J'ai retrouvé, je me souviens, mon pote Yves au Conti. Un mec de la téloche. Bon vivant que j'aimais comme frère avec et malgré sa maniaco-dépression. L'était accompagné de El Nino, un recherchiste plutôt belle gueule mi-vingtaine désormais en couple avec une journaliste féminisante plutôt reconnue.
Soudainement, le cellulaire d'Yves a toussoté. C'était Hélène, une amie à moi avocate anarchisante bourrée de fric. Elle semblait avoir conservé un excellent souvenir de la dernière tournée des Grands Ducs qui s'était terminée chez Yves à l'Île des Soeurs dans le champagne et les balbutiements. S'est pointée au Conti. Bises. Yves a dû nous quitter because son kid. L'Hélène s'engueulait avec le recherchiste plutôt belle gueule de Black Out. Une émission trash de laquelle je venais d'être viré. Conflit générationel. Re-tentative de discussion. Échec et mat.

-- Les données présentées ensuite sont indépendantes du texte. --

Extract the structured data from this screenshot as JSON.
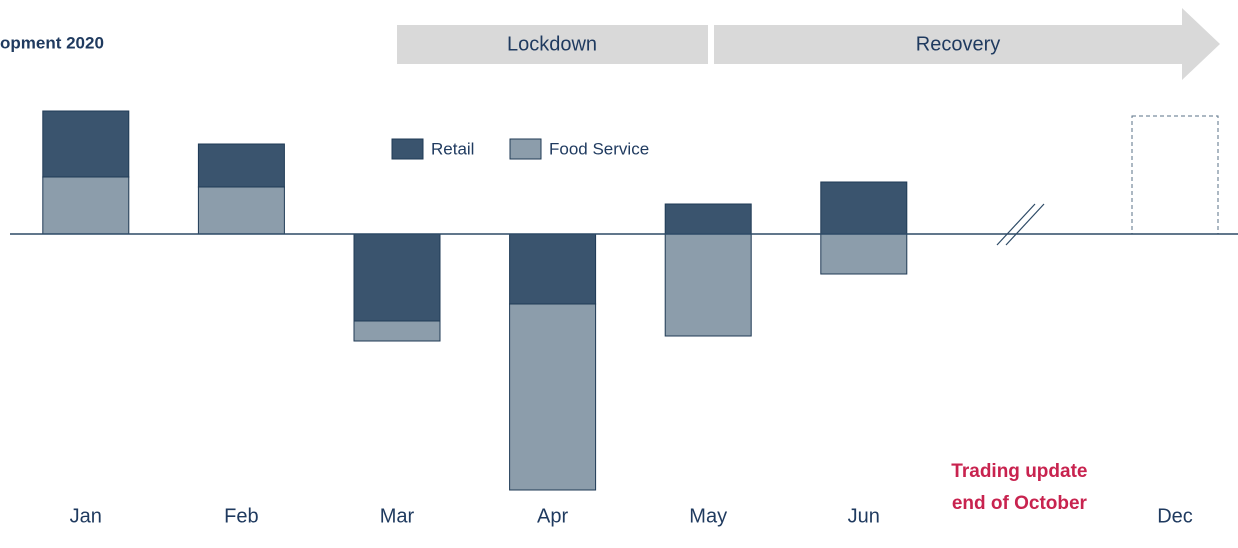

On s'est barré au Barou'f. Bar cool rue Saint-Denis. Miloud, le patron algérien nous a gratifié de son habituel baratin. Enfin, surtout à l'Hélène qui y déversait régulièrement le contenu ses généreux goussets.
L'ambiance? Plus la même. La colère et le ressentiment de bibi, qui venait injustement d'être congédié parce qu'il menait une vie trop rock and roll aux yeux du mormon patron, se manifestaient de plus en plus. Black russian, on se les enfilaient hop, hop, puis re-hop... Cacahuètes, scotch...la fringale commençait à nous mordiller les entrailles. Driiiiiiing. Hélène a agrippé son portable. C'était Yves. Nous invita à souper. Taxi. Direction Île des Soeurs. Escale à la société des alcools. Pinot noir et Château Margaux.

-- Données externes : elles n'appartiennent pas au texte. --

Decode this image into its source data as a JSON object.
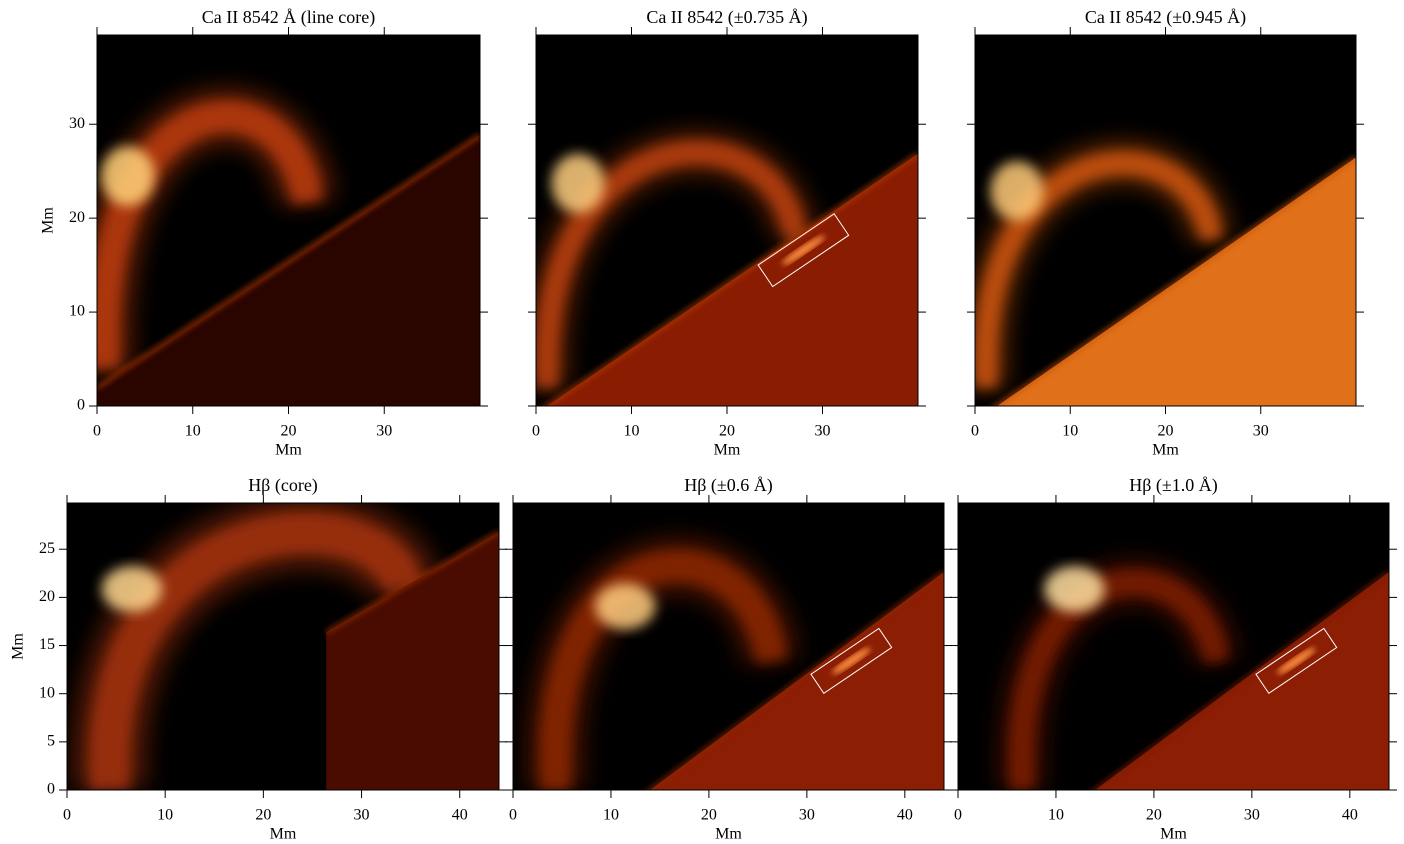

Je commençais à me dédoubler en Hemingway, faute au rhum brun. Délire. Souvenirs. Cuba. "Fuck l'embargo des Amerloques", me disais-je. Retour au taxi. Picole. Piaule de Yves. L'était avec son kid. On a regardé avec eux quelques combats extrêmes à la télé. Avec l'émission Black Out qui valorisait l'affrontement, la rupture amoureuse avec toi, ça commençait à bouillonner grave dans mes tripes.
Les combats extrêmes, vraiment trop cons. Bouffe. Repus, on a décidé tous les trois de nous rendre au Set. Bar de vieux looser? Si. Mais nous étions assurés d'y trouver de la poudre d'escampette.
Rebelote taxi.
J'avais une grande gueule. Le chauffeur aussi. Danger. Assis côté copilote, on a causé politique. Erreur. Y'en avait marre. j'ai quitté le cab.
Le chauffeur a formulé un code d'urgence à ses collègue et sorti de sa caisse. Proposé la bagarre. Lui ai enfilé le ko. Ses amis chauffeurs sont arrivés en trombe. Deux, quatre, sais plus le nombre. M'ont encerclé. Puis passé à tabac. Me suis recroquevillé.. Fauve en colère. Étoile rouge. J'ai frappé un constable qui venait pourtant de me sauver la peau et tentait de retenir mes élans vengeurs. Erreur.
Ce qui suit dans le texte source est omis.